Urban Reimagined 2.0 brings together two distinct artistic interventions by Sahil Naik and Achia Anzi.
38 Sinkings | Sahil Naik
On 19 December 1961, Goa, along with Daman and Diu, was organised as a centrally administered union territory of India under Operation Vijay. Dayanand Bandodkar of the Maharashtrawadi Gomantak Party (MGP) was named the first Chief Minister of Goa. His dream project—the Salaulim Dam was proposed by him in the 1960s. He promised the villagers that they would be shifted elsewhere since the villages of Kurdi and Kurpem in Sanguem Taluka and their smaller colonies of Stristal, Devabhag, Dhapode, Akrimal, Karemal, Talsai, Unan, Kaman etc would be submerged.
Bandodkar died in office in 1972. The project was commissioned and completed by his daughter and succeeding Chief Minister of Goa, Shashikala Kakodkar. The construction of the Modernist dam began in 1977, displacing over 3000 families and submerging the ancient villages. The villagers left their hearth and home to be rehabilitated in remote Valkini and Vaddem.
The waters submerged the villages in 1977-78.
Each April ever since, the village resurfaces until early June. The villages return to their homes with objects. They clean the remains of their homes. They perform rituals and pray at the ancient village temple. They sing.
Over the last three years Sahil Naik has been documenting the village of Curdi and her way of life that returns for a few months before it is submerged again.

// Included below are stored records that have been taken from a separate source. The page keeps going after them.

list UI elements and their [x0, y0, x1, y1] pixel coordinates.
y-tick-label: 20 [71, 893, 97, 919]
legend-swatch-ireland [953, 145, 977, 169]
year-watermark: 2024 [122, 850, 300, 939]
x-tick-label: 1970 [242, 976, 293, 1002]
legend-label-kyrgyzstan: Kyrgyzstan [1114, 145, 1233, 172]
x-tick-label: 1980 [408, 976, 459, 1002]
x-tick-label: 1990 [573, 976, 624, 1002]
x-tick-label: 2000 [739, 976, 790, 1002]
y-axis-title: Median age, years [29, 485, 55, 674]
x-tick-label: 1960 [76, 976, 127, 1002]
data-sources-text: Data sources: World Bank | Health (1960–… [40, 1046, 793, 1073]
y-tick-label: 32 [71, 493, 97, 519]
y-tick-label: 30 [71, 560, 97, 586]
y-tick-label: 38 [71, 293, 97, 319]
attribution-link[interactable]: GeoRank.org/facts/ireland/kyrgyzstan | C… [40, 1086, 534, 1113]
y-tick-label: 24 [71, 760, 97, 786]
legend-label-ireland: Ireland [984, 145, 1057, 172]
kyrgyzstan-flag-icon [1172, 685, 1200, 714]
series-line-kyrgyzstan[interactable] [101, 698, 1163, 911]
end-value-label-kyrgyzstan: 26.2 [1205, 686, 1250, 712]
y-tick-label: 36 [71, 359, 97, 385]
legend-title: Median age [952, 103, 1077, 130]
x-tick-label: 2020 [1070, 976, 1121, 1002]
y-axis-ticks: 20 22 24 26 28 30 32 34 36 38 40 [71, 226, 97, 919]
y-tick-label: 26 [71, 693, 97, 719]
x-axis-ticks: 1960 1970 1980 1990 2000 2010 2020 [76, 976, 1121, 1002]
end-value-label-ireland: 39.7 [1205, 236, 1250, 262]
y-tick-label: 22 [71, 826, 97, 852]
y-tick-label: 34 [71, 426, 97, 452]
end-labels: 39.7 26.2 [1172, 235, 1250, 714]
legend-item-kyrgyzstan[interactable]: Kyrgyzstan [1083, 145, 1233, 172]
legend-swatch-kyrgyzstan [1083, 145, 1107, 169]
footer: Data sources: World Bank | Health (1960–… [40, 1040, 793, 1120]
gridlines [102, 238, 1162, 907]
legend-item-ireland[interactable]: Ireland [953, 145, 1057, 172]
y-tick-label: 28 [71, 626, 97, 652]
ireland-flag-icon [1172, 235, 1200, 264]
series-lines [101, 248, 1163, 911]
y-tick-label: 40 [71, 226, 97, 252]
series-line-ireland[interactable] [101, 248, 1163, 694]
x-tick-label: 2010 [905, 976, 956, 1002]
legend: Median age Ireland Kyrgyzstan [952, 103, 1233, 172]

At the Serendipity Arts Festival, life-photographs will act almost like entry-points, portals to a time lost—a memory tangible as a photograph. Naik will be producing sculptures in conversation with four families to recreate that which was lost using personal archives and memory—an exercise in returning to a memory of home, as it was left yesterday.
Image Courtesy - Sahil Naik
Colonial Times | Achia Anzi
Colonial Times is a site-specific, text-based project which has been conceived for Serendipity Art Festival 2019, Goa. The work will be installed on the balcony of Adil Shah Palace in the form of LED-neon text and will correspond with the colonial history of the building—which was built by the Muslim ruler of Bijapur, Yusuf Adil Shah around 1500, and the palace was conquered by the Portuguese army in 1510. Structured in the form of a sonnet which is hypothesised to have emerged in the Muslim court of Sicily—the proposed text is composed of extracts from five poems written by five different poets: the Jewish philosopher, Judah Leon Abravanel (1460 – 1530) who was expelled from Spain in 1492, the nationalist Indian poet of Portuguese origin, Henry Louis Vivian Derozio (1809 –1831), the Martiniqian poet, Aimé Césaire (1913 –2008), who was one of the founders of the Negritude movement, the Romanian Jewish poet and Holocaust survivor, Paul Celan (1920 – 1970), and the Palestinian poet, Mahmoud Darwish (1941 –2008). While the poems belong to different times and diverse spaces, they were all conceived from the margin of modernity and responded to the experience and logic of colonialism and coloniality. Furthermore, they all take issue, and not accidentally, with the notion of time.
The collage-form of Colonial Times imitates the apparatus of colonialist aesthetics. While the latter uproots and displaces artworks belonging to diverse cultures and forces them into universal categories such as aesthetics, art and literature, the poem provides a mirror image of modernity. Instead of a universal narrative of progress, the poem proposes a collective poesies of suffering narrated by those who inhabit the flip side of modernity: the Jews who were expelled from the Iberian Peninsula in 1492, the Martinique island which was “discovered” by Columbus in the following year, and the Subcontinent which was first colonised by the Portuguese at the turn of the sixteenth century. The logic that enabled the segregation of the Jews (and the Muslims) from the Christians in post-Reconquista Spain and Portugal was replicated, as Ella Shohat and Robert Stam contend, in the “New World” and justified the colonial expansion of Europe far and wide. This process culminated in the Holocaust of the European Jews, and persists nowadays not only in the form of Western economic and cultural domination, but also in the dispossession of various communities such as the Palestinians.
If coloniality, as Aníbal Quijano and Walter Mignolo forcefully argue, is the dark side of modernity, the later obsession with time and its insistence on its own contemporaneity (while portraying other cultural forms as archaic and not adequately modern) prepared the ground for both political and cultural oppression. In a nutshell, the spatial colonial expansion was (and is) facilitated by the colonization of time. The various responses of the poets to the horrors of time were organised in this poem according to the sonnet’s traditional structure. While the octave (the first eight lines) presents a thesis about time, the sestet (the last six lines) suggests a decolonial antithesis.